九州の味とともに 夏

この料理の"味のキーワード"

魚

佐伯で一般的な『ごまだし』にはエソが使われるが、タイなどを使った『ごまだし』も作られている。米水津(よのうず)ではイリコが一般的

調味料

醤油、みりん、酒などが主な調味料。その配合や、隠し味を加えることなどで、作り手によって味が変わっていく

合わせ方

『ごまだし』は、エソの身、すりゴマ、調味料を合わせてできあがり。その時の合わせ方や熱の加え方によっても味わいは変わる

語り 味愉嬉食堂 磯貝直利の「ごまだしうどん」

磯貝直利さん

「今日もいいエソが手に入ってよかったです!」とうれしそうなのは店主・磯貝直利さん。

新鮮なエソ。この大きさで一匹500gくらい

エソや『ごまだし』の可能性を探り続ける研究熱心な方だ。
「エソは白身魚で身はぷりぷり。けれど弱ると身がやわらかくなるので、いいエソかどうか触るとすぐにわかるんです。今日のはプリプリ。刺身にしても食べられるこの新鮮なエソで『ごまだし』を作ります。エソを焼いてから冷凍することもできますが、僕は、その日に獲れたものでしか作りません」。

ウロコを取り、頭や内臓を取って2枚におろす

さばきながらエソのお話をしてくださった。
「歯が鋭いから噛まれたら危ない、血が止まらないですよ。まずウロコを取って、頭を落として内臓を取ります。新鮮なエソはね、ほとんど捨てるところがないんです。卵は絶品で、焼いて食べます。頭は半分に割って、塩焼きにしたり、ヒレの部分を鳥の形に似せて「ツバメ」として紹介しています。エソは背骨がついている半身と、ついていない半身との2枚におろします。小骨が多いんだけど、肛門から後ろの部分は骨がなくて、唯一刺身にできるところですね。エソは1年を通して手に入る魚ですが、夏前の時期は卵をもっていて旨いです。11月くらいの脂がのってきた時も美味しいですね。料理しづらいので、釣り客も捨てて帰ってた魚ですが、今は値段も高くなってきてますね」。

おろした身を天火で焼く

2枚におろしたエソを天火で焼く。
「海の魚は普通皮から焼きますが、エソは身のほうから焼いていきます。焼いたエソの身は美味しいのですが、骨が多くてとても食べにくいんです。焼き魚にはむかないですね。

焼けたらすぐに皮をはぐ

焼き上がったら、すぐ皮を取ります。熱い時のほうが取りやすいですね」。

皮は捨てずに折りたたんでおく

皮は折りたたむようにしておき、後で使うとのこと。
「この皮も『ごまだしうどん』に使うんです。うどんを茹でる時に入れておくといい出汁が出ますよ。皮の魚臭さが旨さに代わるんです。皮にくっついてるマリンコラーゲンももったいないですから(笑)」。

丹念に身をむしる

磯貝さんのお母様も一緒に身をむしっていく。
「骨を取りながら身をむしっていくんです。骨がある場所は大体わかるから、それを考えながら取っていきます。手をかけるから美味しくなるのかもしれません。愛情がたくさん入ってるもんね(笑)」。
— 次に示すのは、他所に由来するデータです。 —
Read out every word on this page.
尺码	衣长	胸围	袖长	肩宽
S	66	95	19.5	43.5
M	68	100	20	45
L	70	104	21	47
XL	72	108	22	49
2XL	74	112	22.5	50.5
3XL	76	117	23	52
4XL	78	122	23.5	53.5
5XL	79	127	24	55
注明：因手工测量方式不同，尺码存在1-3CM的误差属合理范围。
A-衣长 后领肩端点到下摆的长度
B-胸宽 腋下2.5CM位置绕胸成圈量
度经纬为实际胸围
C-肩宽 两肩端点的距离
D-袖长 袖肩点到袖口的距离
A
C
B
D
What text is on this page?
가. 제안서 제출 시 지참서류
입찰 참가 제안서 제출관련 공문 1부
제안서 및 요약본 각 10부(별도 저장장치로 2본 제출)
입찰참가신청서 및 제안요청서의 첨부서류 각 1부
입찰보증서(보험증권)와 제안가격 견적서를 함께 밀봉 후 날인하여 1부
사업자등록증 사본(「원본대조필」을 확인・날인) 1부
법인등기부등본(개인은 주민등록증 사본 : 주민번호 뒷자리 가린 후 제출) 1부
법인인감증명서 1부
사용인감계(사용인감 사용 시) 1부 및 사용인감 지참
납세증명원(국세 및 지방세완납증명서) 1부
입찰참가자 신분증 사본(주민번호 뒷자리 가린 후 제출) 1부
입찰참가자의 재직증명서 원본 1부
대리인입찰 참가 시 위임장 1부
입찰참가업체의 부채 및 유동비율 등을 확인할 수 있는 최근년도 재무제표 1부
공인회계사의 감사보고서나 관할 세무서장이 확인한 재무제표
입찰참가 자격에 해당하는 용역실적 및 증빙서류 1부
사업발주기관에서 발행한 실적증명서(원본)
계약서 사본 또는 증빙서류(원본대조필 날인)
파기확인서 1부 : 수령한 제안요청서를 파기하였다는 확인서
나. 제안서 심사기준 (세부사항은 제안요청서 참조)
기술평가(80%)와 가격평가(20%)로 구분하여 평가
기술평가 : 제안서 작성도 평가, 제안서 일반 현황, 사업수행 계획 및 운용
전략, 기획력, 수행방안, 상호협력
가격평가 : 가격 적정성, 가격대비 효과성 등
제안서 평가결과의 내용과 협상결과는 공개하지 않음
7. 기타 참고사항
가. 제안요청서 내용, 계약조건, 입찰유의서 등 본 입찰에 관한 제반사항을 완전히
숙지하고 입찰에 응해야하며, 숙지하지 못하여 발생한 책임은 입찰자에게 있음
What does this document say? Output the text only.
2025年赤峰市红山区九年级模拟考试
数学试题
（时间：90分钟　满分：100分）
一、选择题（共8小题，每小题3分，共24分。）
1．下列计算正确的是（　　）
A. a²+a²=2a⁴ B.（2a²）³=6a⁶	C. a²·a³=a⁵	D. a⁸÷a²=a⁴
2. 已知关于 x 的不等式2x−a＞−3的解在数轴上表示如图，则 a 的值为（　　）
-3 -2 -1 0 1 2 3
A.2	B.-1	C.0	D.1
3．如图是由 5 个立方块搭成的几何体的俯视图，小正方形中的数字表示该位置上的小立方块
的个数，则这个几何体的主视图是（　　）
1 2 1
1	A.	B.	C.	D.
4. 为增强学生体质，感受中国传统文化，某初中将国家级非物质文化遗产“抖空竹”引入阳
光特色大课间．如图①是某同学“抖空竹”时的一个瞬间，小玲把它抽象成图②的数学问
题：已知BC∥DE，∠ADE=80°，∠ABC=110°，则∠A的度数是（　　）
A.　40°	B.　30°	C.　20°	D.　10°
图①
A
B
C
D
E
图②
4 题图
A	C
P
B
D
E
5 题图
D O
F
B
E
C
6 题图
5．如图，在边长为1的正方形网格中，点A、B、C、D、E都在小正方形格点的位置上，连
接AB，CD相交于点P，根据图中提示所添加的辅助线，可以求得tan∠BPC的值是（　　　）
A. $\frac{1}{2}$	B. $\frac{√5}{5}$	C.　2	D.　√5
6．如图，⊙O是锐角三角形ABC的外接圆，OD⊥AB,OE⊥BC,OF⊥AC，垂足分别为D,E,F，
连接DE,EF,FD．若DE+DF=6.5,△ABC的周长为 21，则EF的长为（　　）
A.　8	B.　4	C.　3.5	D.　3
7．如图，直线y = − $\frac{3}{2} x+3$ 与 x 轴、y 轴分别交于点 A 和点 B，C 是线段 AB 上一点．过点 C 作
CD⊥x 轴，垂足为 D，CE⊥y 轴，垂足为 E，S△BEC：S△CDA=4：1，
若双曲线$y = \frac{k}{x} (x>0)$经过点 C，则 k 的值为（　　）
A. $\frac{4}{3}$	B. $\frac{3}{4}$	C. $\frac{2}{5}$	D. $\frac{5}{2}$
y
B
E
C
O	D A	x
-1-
炒ってすったゴマとエソの身をすりあわせ、調味料を入れる

『ごまだし』は、エソの身をほぐしたもの、炒ったゴマ、醤油とみりんを合わせて作られる。

なめらかになるまですりあわせる

「ゴマとエソの身を1:1の割合で入れ、醤油とみりんを入れます。醤油は、エソの中骨と醤油を炊いて作る特製醤油なんです。だからエソのエキスもたっぷりですね。この醤油を作った後の中骨が骨せんべいみたいにならないか試してみたけど、これはうまくいきませんでした(笑)」。

“エソを少しも無駄にせず使い切りたい”という想いから、そんなことも試されていたのだ。

できあがった『ごまだし』

通常の『ごまだし』は、すべての材料を合わせる時に、加熱しながら練り上げるが、磯貝さんは加熱しない『生ごまだし』も提供している。
「練る時に火を入れると日持ちする保存食になりますが、そこで火を入れないのが『生ごまだし』です。金曜に作って土・日曜だけ店で出していますよ。熱を加えていない分、『生ごまだし』は、魚の風味とともにごまの香りがより際立ちますね」。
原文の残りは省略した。